Voestalpine: 23 % Exportrückgang in die USA
Trotz leichtem Produktionsplus kämpft die Metallindustrie mit Stellenabbau. Voestalpine spürt die Autoflaute und Einbrüche bei US-Exporten.

- Metallbranche baut tausende Stellen ab
- US-Exporte brechen um fast 25 Prozent ein
- VW-Kapazitätskürzung belastet Stahlnachfrage
- Voestalpine-Aktie gilt als stark überverkauft
Ein leichtes Produktionsplus kaschiert die tieferliegenden Risse in der österreichischen Metallindustrie. Während die Fertigungsvolumina zuletzt sanft stiegen, streicht die Branche tausende Arbeitsplätze. Für Unternehmen wie Voestalpine verdüstert sich das Umfeld zusehends, angetrieben von einer strauchelnden Autoindustrie und einbrechenden US-Exporten.

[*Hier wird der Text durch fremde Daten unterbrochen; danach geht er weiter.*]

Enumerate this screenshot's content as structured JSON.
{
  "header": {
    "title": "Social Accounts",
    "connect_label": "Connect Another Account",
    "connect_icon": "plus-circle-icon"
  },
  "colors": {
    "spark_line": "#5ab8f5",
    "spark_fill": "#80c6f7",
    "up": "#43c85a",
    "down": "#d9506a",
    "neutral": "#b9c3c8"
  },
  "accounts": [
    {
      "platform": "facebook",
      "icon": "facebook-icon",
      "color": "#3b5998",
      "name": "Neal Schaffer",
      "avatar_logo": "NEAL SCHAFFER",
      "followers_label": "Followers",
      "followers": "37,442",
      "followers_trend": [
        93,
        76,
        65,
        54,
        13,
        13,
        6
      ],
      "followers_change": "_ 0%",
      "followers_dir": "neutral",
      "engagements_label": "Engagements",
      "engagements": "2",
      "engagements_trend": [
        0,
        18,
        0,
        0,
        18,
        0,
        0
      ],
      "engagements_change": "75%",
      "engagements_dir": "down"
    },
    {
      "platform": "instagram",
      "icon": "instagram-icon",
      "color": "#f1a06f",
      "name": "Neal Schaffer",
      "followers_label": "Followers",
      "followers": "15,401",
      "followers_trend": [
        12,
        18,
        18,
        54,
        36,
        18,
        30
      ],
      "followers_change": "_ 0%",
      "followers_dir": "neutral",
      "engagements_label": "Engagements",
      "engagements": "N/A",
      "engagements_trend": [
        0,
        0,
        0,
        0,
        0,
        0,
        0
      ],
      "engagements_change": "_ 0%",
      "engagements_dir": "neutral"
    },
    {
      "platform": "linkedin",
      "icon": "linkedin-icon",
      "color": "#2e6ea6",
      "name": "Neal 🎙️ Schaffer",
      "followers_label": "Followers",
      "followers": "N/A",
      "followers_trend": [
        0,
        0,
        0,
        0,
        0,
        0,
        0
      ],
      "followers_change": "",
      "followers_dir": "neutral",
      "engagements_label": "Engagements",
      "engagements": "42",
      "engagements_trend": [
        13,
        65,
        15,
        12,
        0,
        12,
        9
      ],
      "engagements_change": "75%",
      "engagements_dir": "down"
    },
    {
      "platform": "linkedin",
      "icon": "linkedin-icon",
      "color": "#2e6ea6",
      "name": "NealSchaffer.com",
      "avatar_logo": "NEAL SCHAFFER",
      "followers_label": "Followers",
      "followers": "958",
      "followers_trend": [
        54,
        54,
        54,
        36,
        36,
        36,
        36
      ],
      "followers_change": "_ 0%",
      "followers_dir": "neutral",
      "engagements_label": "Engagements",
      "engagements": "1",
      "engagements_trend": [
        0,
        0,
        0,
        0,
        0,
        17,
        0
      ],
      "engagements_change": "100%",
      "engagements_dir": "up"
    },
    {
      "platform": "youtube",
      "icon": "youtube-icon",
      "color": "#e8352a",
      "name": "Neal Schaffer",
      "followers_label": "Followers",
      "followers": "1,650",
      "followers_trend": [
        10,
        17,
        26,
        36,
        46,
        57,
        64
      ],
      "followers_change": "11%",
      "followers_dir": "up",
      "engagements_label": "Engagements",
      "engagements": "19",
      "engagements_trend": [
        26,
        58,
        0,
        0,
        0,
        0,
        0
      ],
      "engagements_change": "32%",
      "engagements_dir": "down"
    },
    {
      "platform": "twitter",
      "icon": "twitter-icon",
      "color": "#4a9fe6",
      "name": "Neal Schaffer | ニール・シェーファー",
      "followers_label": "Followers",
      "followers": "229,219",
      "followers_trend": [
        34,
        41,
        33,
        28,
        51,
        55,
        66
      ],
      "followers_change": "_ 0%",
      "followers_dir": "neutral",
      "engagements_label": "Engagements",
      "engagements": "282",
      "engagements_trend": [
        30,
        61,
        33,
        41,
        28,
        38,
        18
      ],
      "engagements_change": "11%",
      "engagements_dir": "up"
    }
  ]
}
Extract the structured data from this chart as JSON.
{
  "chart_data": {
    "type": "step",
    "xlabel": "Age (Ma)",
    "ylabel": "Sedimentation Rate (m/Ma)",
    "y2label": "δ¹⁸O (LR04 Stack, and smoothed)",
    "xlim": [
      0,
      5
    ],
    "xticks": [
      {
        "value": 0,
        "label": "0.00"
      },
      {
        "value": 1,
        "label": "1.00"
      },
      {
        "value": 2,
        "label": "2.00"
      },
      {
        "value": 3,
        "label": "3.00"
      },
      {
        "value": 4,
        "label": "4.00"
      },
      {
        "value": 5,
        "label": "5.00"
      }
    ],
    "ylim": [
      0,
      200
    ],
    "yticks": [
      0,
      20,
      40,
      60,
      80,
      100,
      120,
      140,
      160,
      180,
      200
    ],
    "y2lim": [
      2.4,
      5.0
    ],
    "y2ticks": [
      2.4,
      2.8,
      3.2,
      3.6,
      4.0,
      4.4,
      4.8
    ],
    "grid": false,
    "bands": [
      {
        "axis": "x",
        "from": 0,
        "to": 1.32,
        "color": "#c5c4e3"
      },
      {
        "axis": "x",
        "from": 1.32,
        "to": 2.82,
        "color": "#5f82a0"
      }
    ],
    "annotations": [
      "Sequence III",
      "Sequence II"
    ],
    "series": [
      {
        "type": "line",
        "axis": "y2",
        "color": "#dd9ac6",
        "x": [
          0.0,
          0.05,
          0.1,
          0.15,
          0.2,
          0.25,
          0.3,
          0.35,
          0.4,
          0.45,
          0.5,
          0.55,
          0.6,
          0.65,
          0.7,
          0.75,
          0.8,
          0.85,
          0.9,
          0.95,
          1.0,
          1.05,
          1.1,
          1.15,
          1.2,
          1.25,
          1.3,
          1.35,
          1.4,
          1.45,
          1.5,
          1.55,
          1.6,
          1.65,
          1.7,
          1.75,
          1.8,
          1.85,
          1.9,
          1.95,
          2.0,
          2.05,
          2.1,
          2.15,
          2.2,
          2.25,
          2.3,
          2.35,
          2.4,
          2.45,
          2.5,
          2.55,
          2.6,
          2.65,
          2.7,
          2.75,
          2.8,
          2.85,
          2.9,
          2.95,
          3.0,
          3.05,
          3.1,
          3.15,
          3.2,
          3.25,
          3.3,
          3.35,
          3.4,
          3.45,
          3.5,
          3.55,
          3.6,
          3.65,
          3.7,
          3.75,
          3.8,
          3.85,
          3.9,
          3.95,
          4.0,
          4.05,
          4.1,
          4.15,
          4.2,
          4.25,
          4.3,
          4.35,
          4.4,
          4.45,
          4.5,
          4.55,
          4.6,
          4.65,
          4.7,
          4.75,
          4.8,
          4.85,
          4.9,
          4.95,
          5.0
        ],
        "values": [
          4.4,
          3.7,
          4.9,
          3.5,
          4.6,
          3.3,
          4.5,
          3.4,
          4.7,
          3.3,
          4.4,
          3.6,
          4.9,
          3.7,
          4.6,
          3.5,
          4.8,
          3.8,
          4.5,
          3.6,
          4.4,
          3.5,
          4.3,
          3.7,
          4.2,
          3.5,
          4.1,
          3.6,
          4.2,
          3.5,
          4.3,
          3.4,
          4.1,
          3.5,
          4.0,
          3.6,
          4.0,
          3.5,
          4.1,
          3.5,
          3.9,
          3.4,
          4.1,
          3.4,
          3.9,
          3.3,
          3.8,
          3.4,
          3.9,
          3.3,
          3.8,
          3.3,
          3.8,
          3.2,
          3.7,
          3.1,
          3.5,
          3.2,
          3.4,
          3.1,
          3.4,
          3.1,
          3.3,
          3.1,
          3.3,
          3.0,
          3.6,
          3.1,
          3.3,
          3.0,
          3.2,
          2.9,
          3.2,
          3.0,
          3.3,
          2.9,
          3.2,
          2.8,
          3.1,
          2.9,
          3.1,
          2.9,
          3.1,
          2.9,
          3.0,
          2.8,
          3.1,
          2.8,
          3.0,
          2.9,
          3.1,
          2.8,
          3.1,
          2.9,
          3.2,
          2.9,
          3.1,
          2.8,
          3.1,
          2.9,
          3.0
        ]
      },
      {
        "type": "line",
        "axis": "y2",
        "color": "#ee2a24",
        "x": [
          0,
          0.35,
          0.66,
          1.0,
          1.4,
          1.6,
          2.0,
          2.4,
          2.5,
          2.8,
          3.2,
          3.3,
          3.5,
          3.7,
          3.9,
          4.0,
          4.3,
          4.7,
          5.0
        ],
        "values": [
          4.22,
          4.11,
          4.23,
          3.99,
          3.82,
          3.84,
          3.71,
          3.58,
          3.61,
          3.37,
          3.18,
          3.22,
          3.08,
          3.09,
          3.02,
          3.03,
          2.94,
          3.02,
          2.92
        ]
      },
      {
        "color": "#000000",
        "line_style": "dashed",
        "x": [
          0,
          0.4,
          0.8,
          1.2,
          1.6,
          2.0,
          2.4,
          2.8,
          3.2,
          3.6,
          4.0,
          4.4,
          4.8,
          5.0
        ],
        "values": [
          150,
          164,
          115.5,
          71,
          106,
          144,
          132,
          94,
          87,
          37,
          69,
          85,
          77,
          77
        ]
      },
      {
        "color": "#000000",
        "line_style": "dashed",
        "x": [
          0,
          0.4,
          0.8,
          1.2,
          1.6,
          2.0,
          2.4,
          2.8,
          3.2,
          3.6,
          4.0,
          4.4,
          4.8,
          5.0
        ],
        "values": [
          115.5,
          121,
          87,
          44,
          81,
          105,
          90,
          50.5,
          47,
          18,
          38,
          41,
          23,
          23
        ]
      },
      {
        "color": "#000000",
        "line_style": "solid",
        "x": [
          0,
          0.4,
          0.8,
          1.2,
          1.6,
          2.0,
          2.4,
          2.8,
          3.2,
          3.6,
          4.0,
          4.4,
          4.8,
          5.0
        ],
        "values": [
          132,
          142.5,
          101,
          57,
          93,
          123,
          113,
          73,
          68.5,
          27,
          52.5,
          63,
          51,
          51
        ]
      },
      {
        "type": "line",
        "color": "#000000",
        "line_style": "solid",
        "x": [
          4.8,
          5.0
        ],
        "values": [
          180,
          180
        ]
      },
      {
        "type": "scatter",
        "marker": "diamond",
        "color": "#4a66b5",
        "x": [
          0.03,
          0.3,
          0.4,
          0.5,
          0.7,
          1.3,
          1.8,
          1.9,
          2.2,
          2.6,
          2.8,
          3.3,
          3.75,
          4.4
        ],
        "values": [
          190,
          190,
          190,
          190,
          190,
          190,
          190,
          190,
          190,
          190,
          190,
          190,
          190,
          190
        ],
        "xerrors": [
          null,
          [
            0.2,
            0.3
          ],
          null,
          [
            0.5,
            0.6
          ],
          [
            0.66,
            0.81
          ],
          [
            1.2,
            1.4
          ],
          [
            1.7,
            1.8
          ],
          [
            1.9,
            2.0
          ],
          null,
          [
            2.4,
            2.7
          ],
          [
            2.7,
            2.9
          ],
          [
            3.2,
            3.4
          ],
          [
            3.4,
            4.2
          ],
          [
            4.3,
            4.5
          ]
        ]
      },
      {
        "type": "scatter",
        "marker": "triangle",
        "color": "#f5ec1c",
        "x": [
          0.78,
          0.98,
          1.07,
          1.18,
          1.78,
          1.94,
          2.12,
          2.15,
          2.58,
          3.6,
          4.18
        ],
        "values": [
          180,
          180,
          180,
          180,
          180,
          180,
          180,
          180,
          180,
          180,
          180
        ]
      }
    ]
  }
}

Im vergangenen Jahr verzeichnete der Sektor noch einen Zuwachs. Die reale Produktion stieg um 2,7 Prozent auf 47 Milliarden Euro. Dieser Anstieg gleicht die historischen Einbrüche der Vorjahre jedoch bei Weitem nicht aus.
Besonders der US-Markt bereitet Sorgen. Hier brachen die Ausfuhren um fast ein Viertel ein. Demgegenüber steht ein zweistelliges Exportplus nach China, das die Verluste auf der anderen Seite des Atlantiks nur teilweise abfedert.
Stellenabbau und rote Zahlen
Der wirtschaftliche Druck hinterlässt tiefe Spuren in den Belegschaften. Innerhalb von zwei Jahren fielen branchenweit rund 14.000 Arbeitsplätze weg. Allein im vergangenen Jahr gingen fast 5.000 Stellen verloren.
Die Perspektive für das laufende Geschäftsjahr 2026 bleibt trüb. Vier von zehn Unternehmen der metalltechnischen Industrie rechnen aktuell mit einem negativen Betriebsergebnis.
Autokrise trifft Stahlkocher
Ein Hauptgrund für die Misere liegt bei der europäischen Automobilindustrie. Der Sektor ist traditionell einer der wichtigsten Abnehmer für hochwertige Stahlprodukte. Nun kündigte der Volkswagen-Konzern an, seine globalen Kapazitäten drastisch zu kappen.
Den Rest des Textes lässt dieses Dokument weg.